The 16nm pitch metal lines were fabricated using a semi-damascene integration flow that was optimised for manufacturability, making it a cost-effective approach for fabricating the first local interconnect metal layer of the A7 and beyond technology nodes.
Ruthenium (Ru) semi-damascene was originally proposed by imec as an attractive module approach to address the increasing resistance-capacitance (RC) delay concerns associated with Cu dual-damascene when metal pitches scale below 20nm.

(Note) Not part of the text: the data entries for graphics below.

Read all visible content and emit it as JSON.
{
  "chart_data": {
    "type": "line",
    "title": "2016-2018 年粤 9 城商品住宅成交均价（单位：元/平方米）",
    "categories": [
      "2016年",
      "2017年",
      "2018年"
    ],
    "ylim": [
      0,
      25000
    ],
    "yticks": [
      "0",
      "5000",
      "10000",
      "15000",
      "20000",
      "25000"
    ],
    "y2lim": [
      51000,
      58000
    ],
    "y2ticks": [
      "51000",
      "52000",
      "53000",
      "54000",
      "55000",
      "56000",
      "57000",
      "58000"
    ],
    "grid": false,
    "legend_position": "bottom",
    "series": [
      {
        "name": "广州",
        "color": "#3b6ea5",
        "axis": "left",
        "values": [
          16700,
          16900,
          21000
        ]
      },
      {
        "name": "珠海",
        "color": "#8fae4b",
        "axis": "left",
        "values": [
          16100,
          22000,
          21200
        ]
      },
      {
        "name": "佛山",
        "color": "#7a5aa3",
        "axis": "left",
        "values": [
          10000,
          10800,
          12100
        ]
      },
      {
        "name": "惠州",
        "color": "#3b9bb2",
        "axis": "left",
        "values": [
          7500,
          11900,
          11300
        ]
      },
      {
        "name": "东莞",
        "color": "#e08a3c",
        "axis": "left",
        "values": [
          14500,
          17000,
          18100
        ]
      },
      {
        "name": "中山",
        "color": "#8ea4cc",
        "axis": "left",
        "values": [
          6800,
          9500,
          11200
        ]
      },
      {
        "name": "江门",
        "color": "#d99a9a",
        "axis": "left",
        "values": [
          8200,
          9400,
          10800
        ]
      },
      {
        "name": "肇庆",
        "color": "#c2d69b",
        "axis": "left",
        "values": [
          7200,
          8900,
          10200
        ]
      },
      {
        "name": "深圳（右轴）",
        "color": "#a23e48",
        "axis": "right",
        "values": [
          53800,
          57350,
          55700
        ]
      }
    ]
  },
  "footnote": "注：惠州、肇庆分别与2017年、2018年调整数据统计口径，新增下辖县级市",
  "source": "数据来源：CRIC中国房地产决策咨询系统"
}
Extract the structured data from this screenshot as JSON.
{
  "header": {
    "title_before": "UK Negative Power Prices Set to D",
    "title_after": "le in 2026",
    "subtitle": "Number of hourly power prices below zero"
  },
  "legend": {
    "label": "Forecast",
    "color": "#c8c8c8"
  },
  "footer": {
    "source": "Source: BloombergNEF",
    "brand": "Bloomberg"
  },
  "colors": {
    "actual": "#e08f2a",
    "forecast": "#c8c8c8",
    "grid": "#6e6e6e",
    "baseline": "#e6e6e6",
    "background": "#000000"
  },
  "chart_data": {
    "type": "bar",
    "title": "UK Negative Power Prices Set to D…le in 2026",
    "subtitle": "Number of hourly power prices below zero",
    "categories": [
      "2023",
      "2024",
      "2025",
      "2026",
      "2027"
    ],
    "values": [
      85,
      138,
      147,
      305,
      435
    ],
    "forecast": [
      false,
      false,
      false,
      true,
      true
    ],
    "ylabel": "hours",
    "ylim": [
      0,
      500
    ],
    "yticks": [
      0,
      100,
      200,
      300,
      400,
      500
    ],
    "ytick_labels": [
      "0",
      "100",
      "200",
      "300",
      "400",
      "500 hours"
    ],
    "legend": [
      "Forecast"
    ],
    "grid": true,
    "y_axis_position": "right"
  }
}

Semi-damascene is a two-level metallization module that starts with the direct etch of the first local interconnect metal layer (M0) and is potentially expandable to multiple layers. In 2022, imec experimentally demonstrated direct etched low-resistance Ru lines at 18nm metal pitch and expanded the integration scheme towards a two-metal-level module using fully self-aligned vias (FSAVs).
Imec’s16nm pitch direct etched Ru lines with a record-low average resistance of 656W/µm. According to imec, 40% of the 16nm pitch Ru line structures were shown to meet the resistance target (as predicted based on thin film resistivity), corresponding to 8nm-wide local interconnects. For the 18-22nm pitch range, full-wafer yields of 90% and higher were obtained.
This semi-damascene integration flow relies on a modified EUV-based self-aligned double patterning (SADP) approach – referred to as spacer-is-dielectric (SID) SADP – in combination with direct etch of Ru.
Three key elements from the integration flow are critical to achieving low resistance values and ensuring cost-effective manufacturability. First, the choice of cheap oxide and nitride-based materials for the hard masks, spacers and gap fill. Second, the implementation of a pattern inversion step in combination with an optimized SiO¬2 gap fill. And third, an improved Ru etch step during which the oxidation of the SiN hard mask was minimized to avoid line bridge defectivity.
“Now that industry is picking up Ru direct metal etch, imec is looking ahead to future generations and further optimisations to its semi-damascene flow as well as new integration options,” said Seongho Park, nano-interconnect program director at imec. “imec has shown advances in pillar-based FSAV approaches that are key to expanding the integration towards a two-metal-level scheme.”
In addition to Ru patterning optimisation, imec has also been investigating strategies to mitigate thermally induced morphology changes, according to Park.
“Looking further ahead, imec is experimentally demonstrating an epitaxially grown 25nm thin film of Ru to result in much lower resistive interconnects, approaching for the first time the bulk resistivity of Ru in the thin film regime.”